Zain Drone’s software was created to organize, process, and visualize data from UAVs. As an evolution to the way we visualize drone data today, we created the software to be data agnostic, giving it the ability to ingest any type of data and overlay it on top of other applications such as maps, vectors, and 3D models.
Having data-agnostic software is important when managing large projects with a vast variety of data types. A single asset can have a multitude of inspection datasets attached to it, for example, overhead lines inspection requires visual data, infrared data, UV, or corona datasets, in addition to LIDAR data.
Having all data in digital form has immense benefits, provides single-point access to all historical data and previous conditions of the assets in a single click or touch of a screen. This is especially important for well-informed maintenance decisions and increased asset reliability. Another important factor is that once shifted to digital data, enterprises can benefit from artificial intelligence (AI) and simulation technologies.
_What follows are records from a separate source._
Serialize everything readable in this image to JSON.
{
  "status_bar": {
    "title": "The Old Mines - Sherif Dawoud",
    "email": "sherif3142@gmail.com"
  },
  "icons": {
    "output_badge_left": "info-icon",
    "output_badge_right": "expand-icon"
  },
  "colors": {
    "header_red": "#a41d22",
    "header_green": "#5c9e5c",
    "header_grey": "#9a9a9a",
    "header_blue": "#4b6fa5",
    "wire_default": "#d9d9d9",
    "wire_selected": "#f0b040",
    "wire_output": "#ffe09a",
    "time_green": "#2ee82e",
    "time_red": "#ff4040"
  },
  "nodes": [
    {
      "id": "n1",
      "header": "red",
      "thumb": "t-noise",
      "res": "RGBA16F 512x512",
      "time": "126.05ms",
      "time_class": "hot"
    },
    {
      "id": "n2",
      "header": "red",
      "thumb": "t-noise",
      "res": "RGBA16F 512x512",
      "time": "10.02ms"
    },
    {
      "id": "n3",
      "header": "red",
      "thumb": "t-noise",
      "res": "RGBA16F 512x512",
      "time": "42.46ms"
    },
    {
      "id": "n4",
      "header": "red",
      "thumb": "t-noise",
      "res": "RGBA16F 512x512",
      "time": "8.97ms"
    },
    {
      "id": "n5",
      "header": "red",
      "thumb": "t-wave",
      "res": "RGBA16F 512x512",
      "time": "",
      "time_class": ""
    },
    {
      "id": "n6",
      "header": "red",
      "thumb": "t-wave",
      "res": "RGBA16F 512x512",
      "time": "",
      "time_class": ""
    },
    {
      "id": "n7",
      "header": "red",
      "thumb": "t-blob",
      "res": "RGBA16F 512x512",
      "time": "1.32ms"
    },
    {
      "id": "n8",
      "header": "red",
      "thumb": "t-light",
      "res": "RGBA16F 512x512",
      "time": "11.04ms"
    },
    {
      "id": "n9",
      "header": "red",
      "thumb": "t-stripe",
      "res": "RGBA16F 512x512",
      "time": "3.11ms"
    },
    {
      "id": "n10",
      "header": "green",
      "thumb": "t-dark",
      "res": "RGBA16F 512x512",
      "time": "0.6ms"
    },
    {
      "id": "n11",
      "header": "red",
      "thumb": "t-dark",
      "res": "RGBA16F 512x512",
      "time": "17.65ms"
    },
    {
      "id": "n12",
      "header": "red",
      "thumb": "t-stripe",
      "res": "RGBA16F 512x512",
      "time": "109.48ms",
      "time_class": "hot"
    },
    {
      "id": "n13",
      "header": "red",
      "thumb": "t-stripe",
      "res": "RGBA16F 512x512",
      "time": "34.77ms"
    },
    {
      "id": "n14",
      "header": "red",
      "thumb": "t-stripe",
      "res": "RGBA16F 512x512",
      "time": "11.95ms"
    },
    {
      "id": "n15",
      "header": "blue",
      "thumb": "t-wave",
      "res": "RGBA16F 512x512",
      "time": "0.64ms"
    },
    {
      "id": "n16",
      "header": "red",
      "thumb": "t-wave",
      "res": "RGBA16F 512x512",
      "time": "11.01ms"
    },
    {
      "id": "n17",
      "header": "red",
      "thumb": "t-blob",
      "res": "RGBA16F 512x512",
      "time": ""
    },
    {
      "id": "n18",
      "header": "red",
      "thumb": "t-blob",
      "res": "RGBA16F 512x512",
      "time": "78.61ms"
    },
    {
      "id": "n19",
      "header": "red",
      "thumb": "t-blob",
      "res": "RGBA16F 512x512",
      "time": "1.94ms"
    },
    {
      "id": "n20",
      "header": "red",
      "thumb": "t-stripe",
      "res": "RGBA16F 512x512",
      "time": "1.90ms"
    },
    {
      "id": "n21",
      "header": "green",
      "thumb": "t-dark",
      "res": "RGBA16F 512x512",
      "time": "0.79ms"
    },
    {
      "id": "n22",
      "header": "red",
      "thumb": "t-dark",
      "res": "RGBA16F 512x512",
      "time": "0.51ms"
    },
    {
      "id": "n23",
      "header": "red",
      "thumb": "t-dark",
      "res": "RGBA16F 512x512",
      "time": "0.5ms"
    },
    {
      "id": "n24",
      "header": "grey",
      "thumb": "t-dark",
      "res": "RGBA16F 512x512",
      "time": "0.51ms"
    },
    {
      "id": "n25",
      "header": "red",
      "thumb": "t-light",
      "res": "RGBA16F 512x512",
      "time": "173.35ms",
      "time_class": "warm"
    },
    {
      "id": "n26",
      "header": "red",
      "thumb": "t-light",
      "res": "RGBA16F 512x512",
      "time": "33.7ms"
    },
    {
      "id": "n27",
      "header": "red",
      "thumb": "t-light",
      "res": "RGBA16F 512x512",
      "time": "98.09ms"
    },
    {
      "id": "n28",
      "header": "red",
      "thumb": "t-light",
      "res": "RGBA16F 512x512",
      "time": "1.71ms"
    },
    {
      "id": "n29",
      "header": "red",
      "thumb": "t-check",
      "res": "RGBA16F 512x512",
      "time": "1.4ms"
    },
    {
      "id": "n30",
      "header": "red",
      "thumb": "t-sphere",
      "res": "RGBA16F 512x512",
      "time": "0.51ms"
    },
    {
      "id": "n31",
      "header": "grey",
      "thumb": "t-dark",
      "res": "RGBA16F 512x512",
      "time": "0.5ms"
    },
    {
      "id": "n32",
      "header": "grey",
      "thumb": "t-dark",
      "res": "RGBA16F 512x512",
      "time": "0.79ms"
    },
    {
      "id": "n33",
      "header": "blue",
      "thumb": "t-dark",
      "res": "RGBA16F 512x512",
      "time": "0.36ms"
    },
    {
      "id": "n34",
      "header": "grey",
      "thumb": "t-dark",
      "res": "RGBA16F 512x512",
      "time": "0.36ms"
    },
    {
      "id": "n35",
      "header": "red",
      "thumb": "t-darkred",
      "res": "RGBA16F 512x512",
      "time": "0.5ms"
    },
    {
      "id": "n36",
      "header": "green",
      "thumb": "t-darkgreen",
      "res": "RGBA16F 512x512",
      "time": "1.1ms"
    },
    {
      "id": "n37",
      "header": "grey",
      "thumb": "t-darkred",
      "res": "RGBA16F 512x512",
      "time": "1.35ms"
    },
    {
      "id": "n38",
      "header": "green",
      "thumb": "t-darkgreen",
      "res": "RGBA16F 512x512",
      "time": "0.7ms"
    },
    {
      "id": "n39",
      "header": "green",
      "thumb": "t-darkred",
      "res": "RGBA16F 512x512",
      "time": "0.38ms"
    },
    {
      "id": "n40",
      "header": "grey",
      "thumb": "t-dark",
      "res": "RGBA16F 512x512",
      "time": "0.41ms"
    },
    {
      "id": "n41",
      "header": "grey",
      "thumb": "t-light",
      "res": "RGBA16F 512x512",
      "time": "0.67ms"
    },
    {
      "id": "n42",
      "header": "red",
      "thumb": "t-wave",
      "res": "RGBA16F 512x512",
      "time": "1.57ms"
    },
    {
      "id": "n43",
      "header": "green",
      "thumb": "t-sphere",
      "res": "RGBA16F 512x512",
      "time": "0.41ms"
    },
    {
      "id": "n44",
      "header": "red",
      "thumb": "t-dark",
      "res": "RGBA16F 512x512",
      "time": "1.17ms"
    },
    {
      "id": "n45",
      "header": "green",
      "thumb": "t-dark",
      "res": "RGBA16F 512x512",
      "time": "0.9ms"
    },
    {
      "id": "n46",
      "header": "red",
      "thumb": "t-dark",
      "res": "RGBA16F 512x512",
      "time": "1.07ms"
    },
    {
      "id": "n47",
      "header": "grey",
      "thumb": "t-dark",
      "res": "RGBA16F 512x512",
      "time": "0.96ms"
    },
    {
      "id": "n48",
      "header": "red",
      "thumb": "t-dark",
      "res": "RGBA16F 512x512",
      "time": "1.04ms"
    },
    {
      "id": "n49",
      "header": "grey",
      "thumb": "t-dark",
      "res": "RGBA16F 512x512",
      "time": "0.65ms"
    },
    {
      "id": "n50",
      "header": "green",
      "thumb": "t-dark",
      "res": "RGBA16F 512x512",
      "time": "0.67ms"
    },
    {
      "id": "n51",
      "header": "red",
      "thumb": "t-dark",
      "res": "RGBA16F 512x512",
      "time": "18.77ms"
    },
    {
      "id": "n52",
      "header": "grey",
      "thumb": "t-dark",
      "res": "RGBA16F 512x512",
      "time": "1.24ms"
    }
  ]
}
A custom AI application can be trained to accurately detect various faults on all new inspections in a matter of minutes. Simulation profiles utilize historic data and rate of degradation to predict the state of the asset in the future. By assessing the rate of degradation and fault intervals, simulation profiles can create predictions on how the asset will perform in the future, giving decision makers better predictive maintenance tools than earlier technology.
Using our visualizer and custom algorithms such as “data fusion”, we give our customers the ability to overlay visual, thermal, and UV data on top of a digital twin of the asset created with LIDAR data. This generates a virtual inspection environment that creates inspection points on top of digital twins, essentially replacing PDF reports with a digital report that can be viewed from any mobile device or computer.